Most snuff films that circulate, however, are fake. Capitalizing on the Manson rumors, faked snuff films began to circulate in the 1970s. Low-end film producer Allan Shackleton, using the promotional line "Made in South America—Where Life Is Cheap," released Snuff, in which a faked death was added to the end of a tacky slasher film, previously titled The Slaughter. South American director Cláudio Cunha made Snuff, vítimas do prazer (Snuff, victims of pleasure) in 1977, and the Italian director Ruggero Deodato released Cannibal Holocaust in 1980 with a murder scene so realistically filmed that authorities questioned him about whether or not it was faked. It was.

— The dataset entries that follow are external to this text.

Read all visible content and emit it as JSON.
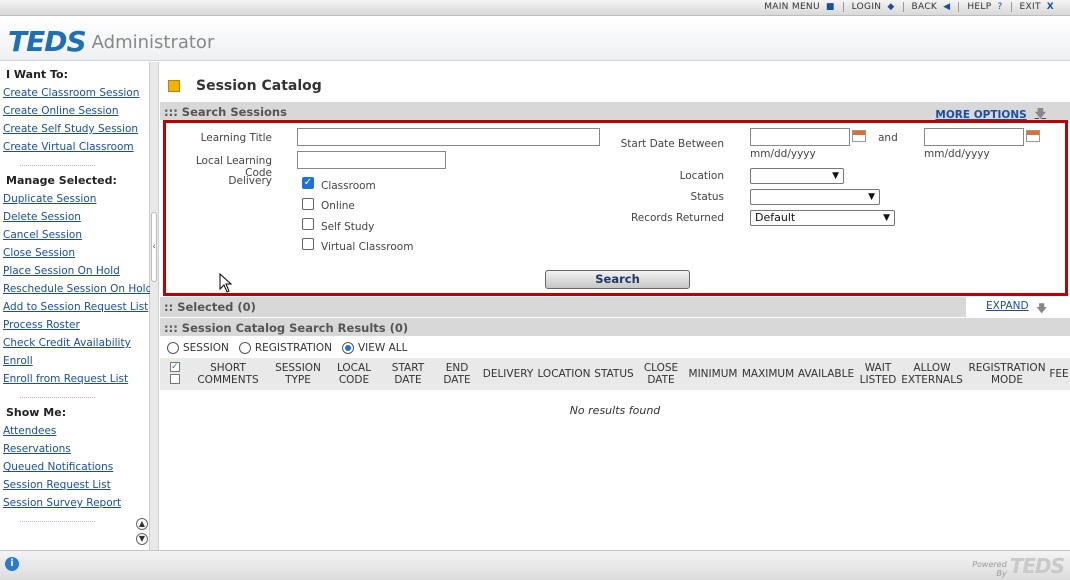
{
  "topnav": {
    "items": [
      {
        "label": "MAIN MENU",
        "icon": "■"
      },
      {
        "label": "LOGIN",
        "icon": "◆"
      },
      {
        "label": "BACK",
        "icon": "◀"
      },
      {
        "label": "HELP",
        "icon": "?"
      },
      {
        "label": "EXIT",
        "icon": "X"
      }
    ]
  },
  "header": {
    "logo": "TEDS",
    "app_name": "Administrator"
  },
  "sidebar": {
    "i_want_to": {
      "title": "I Want To:",
      "links": [
        "Create Classroom Session",
        "Create Online Session",
        "Create Self Study Session",
        "Create Virtual Classroom"
      ]
    },
    "manage_selected": {
      "title": "Manage Selected:",
      "links": [
        "Duplicate Session",
        "Delete Session",
        "Cancel Session",
        "Close Session",
        "Place Session On Hold",
        "Reschedule Session On Hold",
        "Add to Session Request List",
        "Process Roster",
        "Check Credit Availability",
        "Enroll",
        "Enroll from Request List"
      ]
    },
    "show_me": {
      "title": "Show Me:",
      "links": [
        "Attendees",
        "Reservations",
        "Queued Notifications",
        "Session Request List",
        "Session Survey Report"
      ]
    }
  },
  "main": {
    "page_title": "Session Catalog",
    "search_bar": {
      "title": "::: Search Sessions",
      "more_options": "MORE OPTIONS"
    },
    "form": {
      "learning_title_label": "Learning Title",
      "learning_title_value": "",
      "local_code_label": "Local Learning Code",
      "local_code_value": "",
      "delivery_label": "Delivery",
      "delivery_options": [
        {
          "label": "Classroom",
          "checked": true
        },
        {
          "label": "Online",
          "checked": false
        },
        {
          "label": "Self Study",
          "checked": false
        },
        {
          "label": "Virtual Classroom",
          "checked": false
        }
      ],
      "start_date_label": "Start Date Between",
      "and_label": "and",
      "date_hint": "mm/dd/yyyy",
      "start_date_from": "",
      "start_date_to": "",
      "location_label": "Location",
      "location_value": "",
      "status_label": "Status",
      "status_value": "",
      "records_label": "Records Returned",
      "records_value": "Default",
      "search_button": "Search"
    },
    "selected_bar": {
      "title": ":: Selected (0)",
      "expand": "EXPAND"
    },
    "results_bar": {
      "title": "::: Session Catalog Search Results (0)"
    },
    "view_options": [
      {
        "label": "SESSION",
        "selected": false
      },
      {
        "label": "REGISTRATION",
        "selected": false
      },
      {
        "label": "VIEW ALL",
        "selected": true
      }
    ],
    "columns": [
      "SHORT COMMENTS",
      "SESSION TYPE",
      "LOCAL CODE",
      "START DATE",
      "END DATE",
      "DELIVERY",
      "LOCATION",
      "STATUS",
      "CLOSE DATE",
      "MINIMUM",
      "MAXIMUM",
      "AVAILABLE",
      "WAIT LISTED",
      "ALLOW EXTERNALS",
      "REGISTRATION MODE",
      "FEE"
    ],
    "empty_message": "No results found"
  },
  "footer": {
    "powered_by_1": "Powered",
    "powered_by_2": "By",
    "brand": "TEDS"
  },
  "colors": {
    "accent": "#1a4fa0",
    "highlight_border": "#c00000",
    "bar": "#d8d8d8"
  }
}
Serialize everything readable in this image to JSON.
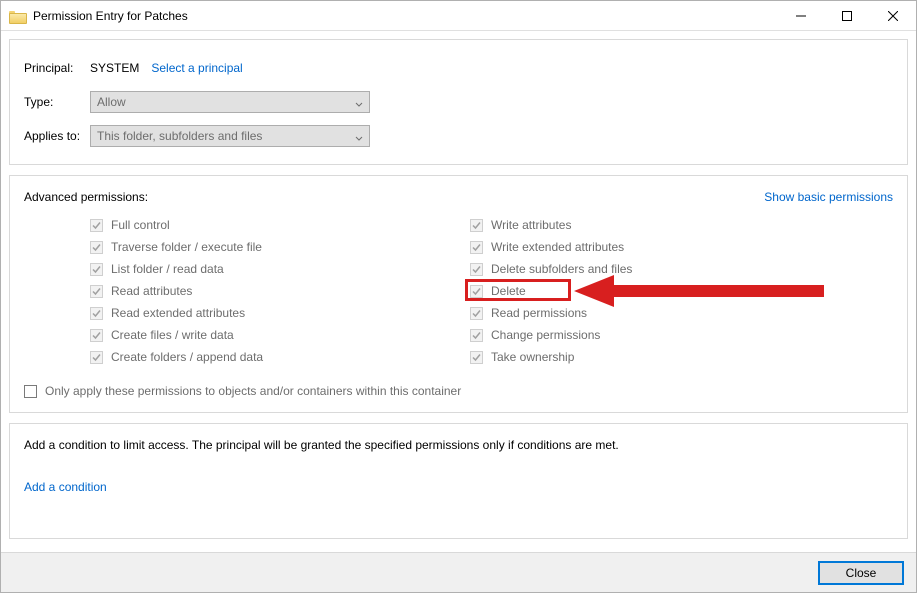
{
  "window": {
    "title": "Permission Entry for Patches"
  },
  "principal": {
    "label": "Principal:",
    "value": "SYSTEM",
    "select_link": "Select a principal"
  },
  "type": {
    "label": "Type:",
    "value": "Allow"
  },
  "applies": {
    "label": "Applies to:",
    "value": "This folder, subfolders and files"
  },
  "advanced": {
    "title": "Advanced permissions:",
    "toggle_link": "Show basic permissions",
    "col1": [
      "Full control",
      "Traverse folder / execute file",
      "List folder / read data",
      "Read attributes",
      "Read extended attributes",
      "Create files / write data",
      "Create folders / append data"
    ],
    "col2": [
      "Write attributes",
      "Write extended attributes",
      "Delete subfolders and files",
      "Delete",
      "Read permissions",
      "Change permissions",
      "Take ownership"
    ],
    "only_apply": "Only apply these permissions to objects and/or containers within this container"
  },
  "conditions": {
    "text": "Add a condition to limit access. The principal will be granted the specified permissions only if conditions are met.",
    "add_link": "Add a condition"
  },
  "buttons": {
    "close": "Close"
  },
  "annotation": {
    "highlighted_permission": "Delete"
  }
}
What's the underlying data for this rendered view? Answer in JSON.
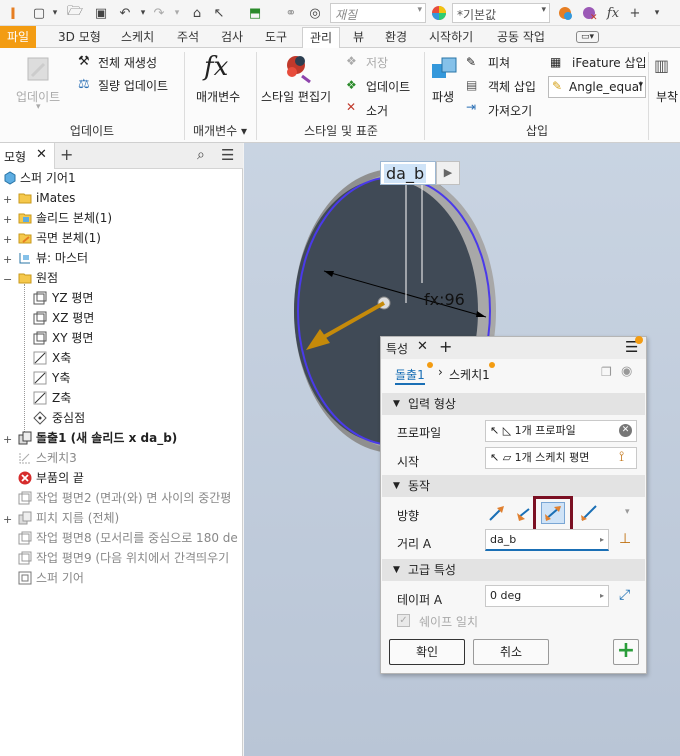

Other fake snuff films appeared every so many years, including the series of Guinea Pig films made in Japan in the 1980s and early 1990s. These films simulate the amateur quality imagined to belong to the authentic snuff film and show the slow torture and murder of female victims. The films were so realistic that they inspired the Japanese serial killer Tsutomu Miyazaki and caused the actor Charlie Sheen to call the police convinced he had seen a real snuff film. The incidents then inspired an episode of the television program Law and Order.
The snuff films of urban legend are underground films, reputedly circulating secretly, always made in some exotic location such as South America, which is imagined to have less control over the fates of its citizens. The idea of a snuff film in which an often enthusiastic and completely unwitting actor is sacrificed reflects a fear about the valuelessness and inconsequentiality of individual lives. As such, the idea of the snuff film itself becomes the subject of horror films as well as a commentary on the film industry. There is a long tradition of horror films in which a protagonist discovers a secret snuff-film ring. The 1978 film The Evolution of Snuff, directed by horror king Wes Craven, pretends to be a documentary film about the making of snuff films. Final Cut (1993), Snuff Killer (2003), and 8MM (1999), the latter directed by Joel Schumacher and starring Nicolas Cage, are all films plotted around the discovery of snuff filmmaking. Most of these horror snuff films are about a protagonist either stumbling upon a snuff film ring or, as in 8MM, trying to determine if a snuff film is actually a real snuff film. With advanced digital imaging technologies, there will no doubt continue to be fake snuff films, ever more realistically filmed, but the jolt of real life and death imagined in the older snuff film will, with such realistic technology, always come into question.
BIBLIOGRAPHY
Kerekes, David, and David Slater. 1995. Killing for Culture: An Illustrated History of Death Film from Mondo to Snuff. Rev. edition. London: Creation Books.
Sanders, Ed. 1971. The Family: The Story of Charles Manson's Dune Buggy Attack Battalion. New York: Dutton.
Sergeant, Jack. 1995. Deathtripping: The Cinema of Transgression. London: Creation Books.